I might read more about diseases than about any other subject. The books are not always a light read, but the more I learn, the more I’m amazed by the progress the world has made in saving lives and preventing sickness. It’s inspiring to hear about the people behind this progress: the scientists, health workers, and others who commit (and sometimes risk) their lives to help others. And understanding the mechanics of various diseases is a huge help for my work with the Gates Foundation.
Here are four good ones that I’ve read over the years.
If you want to read just one book about malaria, The Fever is probably the best choice. Author Sonia Shah doesn’t overwhelm you with data and analytics, but she does cover the whole history of the disease, which—as the title suggests—goes back further than you might think. The book was published in 2010, so it’s not totally up to date (most notably, we’ve made progress with rolling out bed nets since then). But it’s a great overview of malaria, its impact, and the solutions to it.
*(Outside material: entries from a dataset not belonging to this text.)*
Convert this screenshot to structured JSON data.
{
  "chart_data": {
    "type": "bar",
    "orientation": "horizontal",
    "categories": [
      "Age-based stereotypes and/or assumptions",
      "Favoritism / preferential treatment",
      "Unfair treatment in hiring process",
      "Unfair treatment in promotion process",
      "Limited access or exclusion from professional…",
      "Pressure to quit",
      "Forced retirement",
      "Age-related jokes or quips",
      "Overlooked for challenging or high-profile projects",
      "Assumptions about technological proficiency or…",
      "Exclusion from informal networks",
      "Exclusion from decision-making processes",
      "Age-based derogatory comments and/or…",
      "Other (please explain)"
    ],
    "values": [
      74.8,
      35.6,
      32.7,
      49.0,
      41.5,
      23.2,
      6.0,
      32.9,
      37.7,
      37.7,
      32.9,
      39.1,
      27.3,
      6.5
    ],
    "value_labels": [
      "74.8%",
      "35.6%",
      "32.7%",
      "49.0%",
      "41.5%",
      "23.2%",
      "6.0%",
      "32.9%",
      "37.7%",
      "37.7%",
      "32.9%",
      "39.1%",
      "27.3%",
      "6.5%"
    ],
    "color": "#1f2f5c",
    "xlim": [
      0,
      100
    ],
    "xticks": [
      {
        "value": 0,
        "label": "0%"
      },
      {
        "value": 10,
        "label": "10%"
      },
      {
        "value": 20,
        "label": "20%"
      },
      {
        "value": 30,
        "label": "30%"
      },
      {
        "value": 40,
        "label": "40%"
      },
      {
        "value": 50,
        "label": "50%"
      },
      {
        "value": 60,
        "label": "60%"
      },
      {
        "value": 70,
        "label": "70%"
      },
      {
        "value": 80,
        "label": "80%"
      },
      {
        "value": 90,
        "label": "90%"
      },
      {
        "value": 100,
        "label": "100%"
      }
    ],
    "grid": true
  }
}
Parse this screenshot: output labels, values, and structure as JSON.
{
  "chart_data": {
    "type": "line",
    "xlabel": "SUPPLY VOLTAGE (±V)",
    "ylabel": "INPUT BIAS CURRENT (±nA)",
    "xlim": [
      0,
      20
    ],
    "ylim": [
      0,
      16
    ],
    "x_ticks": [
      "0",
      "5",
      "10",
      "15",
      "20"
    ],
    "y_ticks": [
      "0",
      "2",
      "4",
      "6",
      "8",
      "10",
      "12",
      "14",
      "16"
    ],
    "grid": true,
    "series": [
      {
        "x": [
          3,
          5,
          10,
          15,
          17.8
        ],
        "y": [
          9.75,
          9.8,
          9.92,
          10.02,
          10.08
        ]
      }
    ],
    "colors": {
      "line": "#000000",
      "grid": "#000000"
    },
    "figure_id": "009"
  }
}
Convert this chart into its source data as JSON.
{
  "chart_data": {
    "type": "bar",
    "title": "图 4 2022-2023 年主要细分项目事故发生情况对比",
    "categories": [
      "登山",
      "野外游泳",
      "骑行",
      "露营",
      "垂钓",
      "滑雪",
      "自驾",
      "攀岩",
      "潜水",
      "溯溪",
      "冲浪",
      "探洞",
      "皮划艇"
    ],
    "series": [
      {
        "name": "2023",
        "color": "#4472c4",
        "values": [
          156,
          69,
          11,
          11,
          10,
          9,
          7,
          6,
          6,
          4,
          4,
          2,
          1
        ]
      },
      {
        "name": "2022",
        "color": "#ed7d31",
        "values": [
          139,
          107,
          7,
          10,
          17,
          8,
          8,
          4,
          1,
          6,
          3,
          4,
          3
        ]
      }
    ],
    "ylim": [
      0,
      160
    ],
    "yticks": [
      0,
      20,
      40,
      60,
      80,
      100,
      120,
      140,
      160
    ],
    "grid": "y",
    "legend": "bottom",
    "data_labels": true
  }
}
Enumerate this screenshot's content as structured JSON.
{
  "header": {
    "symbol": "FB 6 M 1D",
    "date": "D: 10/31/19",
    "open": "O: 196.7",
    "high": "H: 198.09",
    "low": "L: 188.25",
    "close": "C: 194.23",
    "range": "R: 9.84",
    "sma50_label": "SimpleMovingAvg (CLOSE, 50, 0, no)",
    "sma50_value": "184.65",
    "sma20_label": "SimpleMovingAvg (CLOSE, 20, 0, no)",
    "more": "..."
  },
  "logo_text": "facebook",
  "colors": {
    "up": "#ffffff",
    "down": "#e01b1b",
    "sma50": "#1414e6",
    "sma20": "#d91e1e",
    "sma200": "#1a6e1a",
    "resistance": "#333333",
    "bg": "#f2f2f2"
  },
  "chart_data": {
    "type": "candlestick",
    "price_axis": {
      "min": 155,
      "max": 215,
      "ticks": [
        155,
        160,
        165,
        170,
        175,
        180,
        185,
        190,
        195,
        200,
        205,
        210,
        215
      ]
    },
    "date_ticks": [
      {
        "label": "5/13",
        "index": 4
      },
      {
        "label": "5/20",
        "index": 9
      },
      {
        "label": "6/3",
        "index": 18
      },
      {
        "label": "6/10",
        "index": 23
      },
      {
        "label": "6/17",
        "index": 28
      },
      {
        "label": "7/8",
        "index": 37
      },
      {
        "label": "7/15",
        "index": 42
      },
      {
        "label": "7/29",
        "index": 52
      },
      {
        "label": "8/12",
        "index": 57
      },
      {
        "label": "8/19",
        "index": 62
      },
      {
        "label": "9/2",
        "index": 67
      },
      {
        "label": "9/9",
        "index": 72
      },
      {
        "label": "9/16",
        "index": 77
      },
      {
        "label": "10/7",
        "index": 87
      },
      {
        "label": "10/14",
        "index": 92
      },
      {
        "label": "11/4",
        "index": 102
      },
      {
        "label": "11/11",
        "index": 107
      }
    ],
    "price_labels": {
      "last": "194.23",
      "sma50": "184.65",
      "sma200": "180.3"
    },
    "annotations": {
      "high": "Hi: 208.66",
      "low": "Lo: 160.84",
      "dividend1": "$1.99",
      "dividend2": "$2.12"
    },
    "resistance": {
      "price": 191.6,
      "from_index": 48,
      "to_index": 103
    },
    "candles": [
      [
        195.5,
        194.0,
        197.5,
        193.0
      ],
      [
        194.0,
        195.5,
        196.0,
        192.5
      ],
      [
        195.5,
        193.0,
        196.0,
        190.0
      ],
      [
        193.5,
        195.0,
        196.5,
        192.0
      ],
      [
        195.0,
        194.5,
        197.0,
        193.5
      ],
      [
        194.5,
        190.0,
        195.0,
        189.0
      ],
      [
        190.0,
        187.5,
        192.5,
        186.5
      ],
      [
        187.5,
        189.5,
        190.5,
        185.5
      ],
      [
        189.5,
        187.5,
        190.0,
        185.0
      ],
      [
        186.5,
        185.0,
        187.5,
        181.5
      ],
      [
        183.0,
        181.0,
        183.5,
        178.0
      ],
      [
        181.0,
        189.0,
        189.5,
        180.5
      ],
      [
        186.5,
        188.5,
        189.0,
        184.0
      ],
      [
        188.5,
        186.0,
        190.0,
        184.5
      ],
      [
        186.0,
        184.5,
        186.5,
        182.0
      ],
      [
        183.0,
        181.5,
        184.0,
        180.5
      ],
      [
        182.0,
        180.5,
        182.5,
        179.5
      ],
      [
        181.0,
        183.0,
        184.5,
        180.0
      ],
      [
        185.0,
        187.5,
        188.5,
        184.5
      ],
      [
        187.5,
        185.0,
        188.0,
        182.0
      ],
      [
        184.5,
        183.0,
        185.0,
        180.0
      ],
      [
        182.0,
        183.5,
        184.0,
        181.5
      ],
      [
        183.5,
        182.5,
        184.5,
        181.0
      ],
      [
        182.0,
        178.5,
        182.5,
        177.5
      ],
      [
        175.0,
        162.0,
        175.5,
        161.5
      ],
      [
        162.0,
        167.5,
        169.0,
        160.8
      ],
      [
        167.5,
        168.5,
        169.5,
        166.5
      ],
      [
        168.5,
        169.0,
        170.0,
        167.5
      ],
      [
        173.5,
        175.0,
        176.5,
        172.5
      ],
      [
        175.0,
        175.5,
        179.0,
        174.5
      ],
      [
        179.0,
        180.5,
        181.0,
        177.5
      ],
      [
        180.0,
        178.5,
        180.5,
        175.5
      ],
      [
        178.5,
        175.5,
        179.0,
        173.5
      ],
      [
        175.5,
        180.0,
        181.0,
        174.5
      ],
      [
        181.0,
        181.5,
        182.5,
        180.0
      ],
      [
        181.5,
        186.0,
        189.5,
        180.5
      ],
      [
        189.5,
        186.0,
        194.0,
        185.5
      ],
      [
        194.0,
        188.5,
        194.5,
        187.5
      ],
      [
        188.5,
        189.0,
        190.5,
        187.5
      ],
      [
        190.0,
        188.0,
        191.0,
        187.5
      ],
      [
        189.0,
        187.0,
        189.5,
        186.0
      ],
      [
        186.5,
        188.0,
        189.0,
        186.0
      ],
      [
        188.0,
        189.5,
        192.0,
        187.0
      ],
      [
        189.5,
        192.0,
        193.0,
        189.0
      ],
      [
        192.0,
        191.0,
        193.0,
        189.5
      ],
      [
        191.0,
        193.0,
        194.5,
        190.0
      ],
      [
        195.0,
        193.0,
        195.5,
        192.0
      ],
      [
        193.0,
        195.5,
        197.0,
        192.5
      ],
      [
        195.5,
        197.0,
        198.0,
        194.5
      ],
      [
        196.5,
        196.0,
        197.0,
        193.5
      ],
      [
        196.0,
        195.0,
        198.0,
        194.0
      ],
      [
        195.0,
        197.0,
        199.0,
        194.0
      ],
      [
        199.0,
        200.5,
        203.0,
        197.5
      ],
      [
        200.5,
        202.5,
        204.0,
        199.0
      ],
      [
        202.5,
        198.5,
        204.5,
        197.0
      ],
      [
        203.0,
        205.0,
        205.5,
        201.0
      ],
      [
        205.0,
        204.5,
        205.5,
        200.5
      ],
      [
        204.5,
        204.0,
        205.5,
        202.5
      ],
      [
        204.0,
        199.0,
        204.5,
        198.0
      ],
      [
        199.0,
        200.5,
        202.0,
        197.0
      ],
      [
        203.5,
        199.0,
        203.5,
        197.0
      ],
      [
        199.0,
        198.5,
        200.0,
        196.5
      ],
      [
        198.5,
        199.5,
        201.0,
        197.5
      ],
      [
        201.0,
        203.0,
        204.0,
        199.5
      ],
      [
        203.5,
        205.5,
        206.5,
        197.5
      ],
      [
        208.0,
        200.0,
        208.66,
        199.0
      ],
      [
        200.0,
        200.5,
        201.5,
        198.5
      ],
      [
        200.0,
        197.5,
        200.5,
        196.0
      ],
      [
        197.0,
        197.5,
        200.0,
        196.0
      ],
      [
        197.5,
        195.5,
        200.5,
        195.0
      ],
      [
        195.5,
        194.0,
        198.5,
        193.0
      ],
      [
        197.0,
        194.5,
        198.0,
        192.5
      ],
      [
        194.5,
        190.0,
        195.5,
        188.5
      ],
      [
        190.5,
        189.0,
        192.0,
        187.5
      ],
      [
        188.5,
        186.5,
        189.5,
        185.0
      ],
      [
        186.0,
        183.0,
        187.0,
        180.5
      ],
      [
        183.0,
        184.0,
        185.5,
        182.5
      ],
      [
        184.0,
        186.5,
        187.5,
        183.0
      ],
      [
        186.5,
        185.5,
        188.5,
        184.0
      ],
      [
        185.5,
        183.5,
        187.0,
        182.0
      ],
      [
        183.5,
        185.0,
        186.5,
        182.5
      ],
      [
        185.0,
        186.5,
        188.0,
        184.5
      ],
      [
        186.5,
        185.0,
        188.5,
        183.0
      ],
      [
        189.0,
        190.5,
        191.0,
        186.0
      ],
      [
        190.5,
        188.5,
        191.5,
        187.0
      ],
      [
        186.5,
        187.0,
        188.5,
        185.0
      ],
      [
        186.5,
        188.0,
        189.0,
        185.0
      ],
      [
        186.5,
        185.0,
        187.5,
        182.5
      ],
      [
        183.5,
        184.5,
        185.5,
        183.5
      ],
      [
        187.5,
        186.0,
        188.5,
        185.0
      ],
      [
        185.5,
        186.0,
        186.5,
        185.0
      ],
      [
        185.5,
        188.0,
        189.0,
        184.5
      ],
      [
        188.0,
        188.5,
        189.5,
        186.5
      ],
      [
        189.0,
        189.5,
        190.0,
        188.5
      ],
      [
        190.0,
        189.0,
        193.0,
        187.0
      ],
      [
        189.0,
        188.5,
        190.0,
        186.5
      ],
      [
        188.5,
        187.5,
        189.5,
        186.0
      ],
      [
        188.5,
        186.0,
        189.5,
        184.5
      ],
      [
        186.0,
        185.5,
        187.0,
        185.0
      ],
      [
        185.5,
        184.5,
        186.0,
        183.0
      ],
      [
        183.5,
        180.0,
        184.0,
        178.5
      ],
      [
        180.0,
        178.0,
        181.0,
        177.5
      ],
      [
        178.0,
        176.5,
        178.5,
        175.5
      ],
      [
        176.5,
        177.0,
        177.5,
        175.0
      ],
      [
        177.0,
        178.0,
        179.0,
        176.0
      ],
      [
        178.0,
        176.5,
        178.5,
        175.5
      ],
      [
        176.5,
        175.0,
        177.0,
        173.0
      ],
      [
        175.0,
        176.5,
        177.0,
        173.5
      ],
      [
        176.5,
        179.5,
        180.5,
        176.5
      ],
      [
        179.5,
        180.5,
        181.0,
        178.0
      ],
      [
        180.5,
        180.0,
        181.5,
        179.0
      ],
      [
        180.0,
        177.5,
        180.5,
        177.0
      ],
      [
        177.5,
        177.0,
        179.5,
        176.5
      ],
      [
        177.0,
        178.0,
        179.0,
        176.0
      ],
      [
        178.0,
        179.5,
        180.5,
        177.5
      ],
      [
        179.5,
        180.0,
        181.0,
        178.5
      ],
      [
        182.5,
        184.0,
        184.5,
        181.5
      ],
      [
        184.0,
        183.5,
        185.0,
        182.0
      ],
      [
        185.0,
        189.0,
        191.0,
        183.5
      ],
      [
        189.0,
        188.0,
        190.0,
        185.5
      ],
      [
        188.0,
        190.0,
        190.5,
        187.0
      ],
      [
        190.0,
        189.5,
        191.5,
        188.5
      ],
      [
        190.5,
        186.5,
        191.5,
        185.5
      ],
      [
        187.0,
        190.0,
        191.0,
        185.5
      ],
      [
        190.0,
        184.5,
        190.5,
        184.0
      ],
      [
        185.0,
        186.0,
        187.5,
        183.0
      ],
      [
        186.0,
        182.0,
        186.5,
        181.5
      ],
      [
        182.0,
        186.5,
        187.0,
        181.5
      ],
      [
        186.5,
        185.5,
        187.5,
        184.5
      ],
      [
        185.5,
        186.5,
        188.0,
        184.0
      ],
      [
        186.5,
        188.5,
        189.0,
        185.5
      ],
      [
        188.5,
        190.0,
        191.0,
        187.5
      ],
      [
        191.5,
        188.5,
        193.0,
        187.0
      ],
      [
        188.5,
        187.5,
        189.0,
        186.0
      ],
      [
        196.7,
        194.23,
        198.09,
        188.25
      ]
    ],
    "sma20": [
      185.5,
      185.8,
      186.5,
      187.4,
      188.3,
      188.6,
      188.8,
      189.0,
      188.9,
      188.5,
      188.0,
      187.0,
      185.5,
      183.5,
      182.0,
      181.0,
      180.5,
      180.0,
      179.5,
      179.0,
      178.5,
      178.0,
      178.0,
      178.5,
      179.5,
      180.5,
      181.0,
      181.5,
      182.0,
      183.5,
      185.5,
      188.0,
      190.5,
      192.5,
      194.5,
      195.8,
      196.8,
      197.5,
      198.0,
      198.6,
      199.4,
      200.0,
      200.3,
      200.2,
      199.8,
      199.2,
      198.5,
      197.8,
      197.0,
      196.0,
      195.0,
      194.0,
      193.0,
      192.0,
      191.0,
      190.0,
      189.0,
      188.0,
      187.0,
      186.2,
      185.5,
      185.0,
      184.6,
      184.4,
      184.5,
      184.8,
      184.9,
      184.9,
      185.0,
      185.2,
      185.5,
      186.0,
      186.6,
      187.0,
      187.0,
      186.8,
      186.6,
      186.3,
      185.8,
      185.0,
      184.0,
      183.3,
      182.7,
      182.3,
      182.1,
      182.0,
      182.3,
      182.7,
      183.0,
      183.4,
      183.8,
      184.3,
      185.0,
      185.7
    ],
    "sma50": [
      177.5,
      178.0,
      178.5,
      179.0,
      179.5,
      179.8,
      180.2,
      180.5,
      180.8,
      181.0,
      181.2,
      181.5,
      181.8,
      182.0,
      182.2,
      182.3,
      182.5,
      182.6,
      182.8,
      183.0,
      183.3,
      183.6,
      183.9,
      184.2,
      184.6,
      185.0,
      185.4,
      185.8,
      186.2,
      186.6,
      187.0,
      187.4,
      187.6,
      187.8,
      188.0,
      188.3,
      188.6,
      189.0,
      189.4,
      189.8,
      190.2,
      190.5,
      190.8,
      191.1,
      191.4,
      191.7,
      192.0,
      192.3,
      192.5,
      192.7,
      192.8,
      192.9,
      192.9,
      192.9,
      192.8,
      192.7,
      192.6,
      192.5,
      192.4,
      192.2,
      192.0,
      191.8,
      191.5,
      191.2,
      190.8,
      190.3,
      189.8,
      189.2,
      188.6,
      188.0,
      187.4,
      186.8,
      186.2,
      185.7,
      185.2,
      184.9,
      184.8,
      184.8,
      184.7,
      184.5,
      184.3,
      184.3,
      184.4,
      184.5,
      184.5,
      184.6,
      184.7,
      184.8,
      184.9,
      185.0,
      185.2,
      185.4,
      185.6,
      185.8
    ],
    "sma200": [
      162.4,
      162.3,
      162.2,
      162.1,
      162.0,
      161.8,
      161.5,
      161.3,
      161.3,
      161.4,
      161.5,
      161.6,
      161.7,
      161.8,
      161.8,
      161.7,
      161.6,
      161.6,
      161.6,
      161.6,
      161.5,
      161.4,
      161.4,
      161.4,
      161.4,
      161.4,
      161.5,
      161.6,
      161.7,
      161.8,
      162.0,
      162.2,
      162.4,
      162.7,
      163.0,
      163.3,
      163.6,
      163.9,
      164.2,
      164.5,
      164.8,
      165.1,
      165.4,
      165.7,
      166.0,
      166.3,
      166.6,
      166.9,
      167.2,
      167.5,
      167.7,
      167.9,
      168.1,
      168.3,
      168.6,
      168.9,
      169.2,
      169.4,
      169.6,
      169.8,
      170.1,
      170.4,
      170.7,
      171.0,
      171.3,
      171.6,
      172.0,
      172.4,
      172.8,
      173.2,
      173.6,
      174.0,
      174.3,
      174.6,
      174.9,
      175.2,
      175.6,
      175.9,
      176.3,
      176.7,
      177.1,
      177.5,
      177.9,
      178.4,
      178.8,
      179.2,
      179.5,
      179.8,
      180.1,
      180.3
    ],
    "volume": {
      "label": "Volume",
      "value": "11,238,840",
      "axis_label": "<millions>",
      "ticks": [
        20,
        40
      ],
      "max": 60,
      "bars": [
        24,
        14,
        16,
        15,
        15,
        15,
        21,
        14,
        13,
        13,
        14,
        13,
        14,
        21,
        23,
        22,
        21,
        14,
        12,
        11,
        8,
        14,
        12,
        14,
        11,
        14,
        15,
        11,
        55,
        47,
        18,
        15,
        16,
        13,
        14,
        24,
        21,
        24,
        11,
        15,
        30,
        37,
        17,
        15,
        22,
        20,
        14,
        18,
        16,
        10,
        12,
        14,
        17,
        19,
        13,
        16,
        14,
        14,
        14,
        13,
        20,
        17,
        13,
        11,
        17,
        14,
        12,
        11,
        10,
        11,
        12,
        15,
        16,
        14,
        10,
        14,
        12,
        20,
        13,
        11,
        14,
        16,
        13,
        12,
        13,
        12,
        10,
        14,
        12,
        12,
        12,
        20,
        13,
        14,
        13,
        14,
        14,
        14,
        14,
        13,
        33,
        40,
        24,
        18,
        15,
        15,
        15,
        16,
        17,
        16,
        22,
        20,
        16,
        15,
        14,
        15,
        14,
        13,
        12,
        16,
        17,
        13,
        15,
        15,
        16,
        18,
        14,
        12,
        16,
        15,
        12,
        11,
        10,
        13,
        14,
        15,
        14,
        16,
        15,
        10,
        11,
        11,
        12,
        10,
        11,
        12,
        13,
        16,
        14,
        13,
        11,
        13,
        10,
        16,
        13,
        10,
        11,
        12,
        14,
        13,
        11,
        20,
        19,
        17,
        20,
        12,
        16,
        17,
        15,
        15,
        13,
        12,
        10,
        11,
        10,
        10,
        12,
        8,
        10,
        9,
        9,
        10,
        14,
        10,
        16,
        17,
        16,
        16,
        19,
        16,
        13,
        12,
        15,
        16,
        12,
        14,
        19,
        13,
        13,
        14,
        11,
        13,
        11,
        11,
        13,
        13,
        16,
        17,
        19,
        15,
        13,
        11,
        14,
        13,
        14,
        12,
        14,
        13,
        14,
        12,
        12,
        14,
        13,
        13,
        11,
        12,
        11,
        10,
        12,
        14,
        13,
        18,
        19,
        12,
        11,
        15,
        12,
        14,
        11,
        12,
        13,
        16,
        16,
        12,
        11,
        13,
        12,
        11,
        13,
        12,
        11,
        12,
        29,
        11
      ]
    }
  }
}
Bill Foege is one of my heroes. Among his many accomplishments, he was instrumental in ridding the world of smallpox, which is still the only human disease ever eradicated. This book gives you a great view from the front lines of that battle. Bill was a mentor to Melinda and me in the early days of our philanthropy, and he continues to give us great advice today. I also recommend his deeply moving Gates Notes article about fighting river blindness. It’s a fantastic story that gives you real insight into how he thinks about his work.
D.A. Henderson is another hero of the global-health world who worked closely with Bill Foege on eradicating smallpox. By showing people that it really was possible to eradicate a disease, he helped lay the groundwork for the work we’re doing now to get rid of polio (which I’m optimistic will be done in 2018) and malaria.
Paul Farmer is one of the most impressive people I’ve had the honor of getting to know. He’s an amazing advocate for the health of the world’s poorest people, and he co-founded a system of health clinics in Haiti that reaches more than a million people in some of that country’s hardest-to-reach places. Melinda and I took our kids to Haiti this year so they could meet Paul and see the work he leads. In this book he really opens your eyes to the vast differences between the health of the rich and the health of the poor.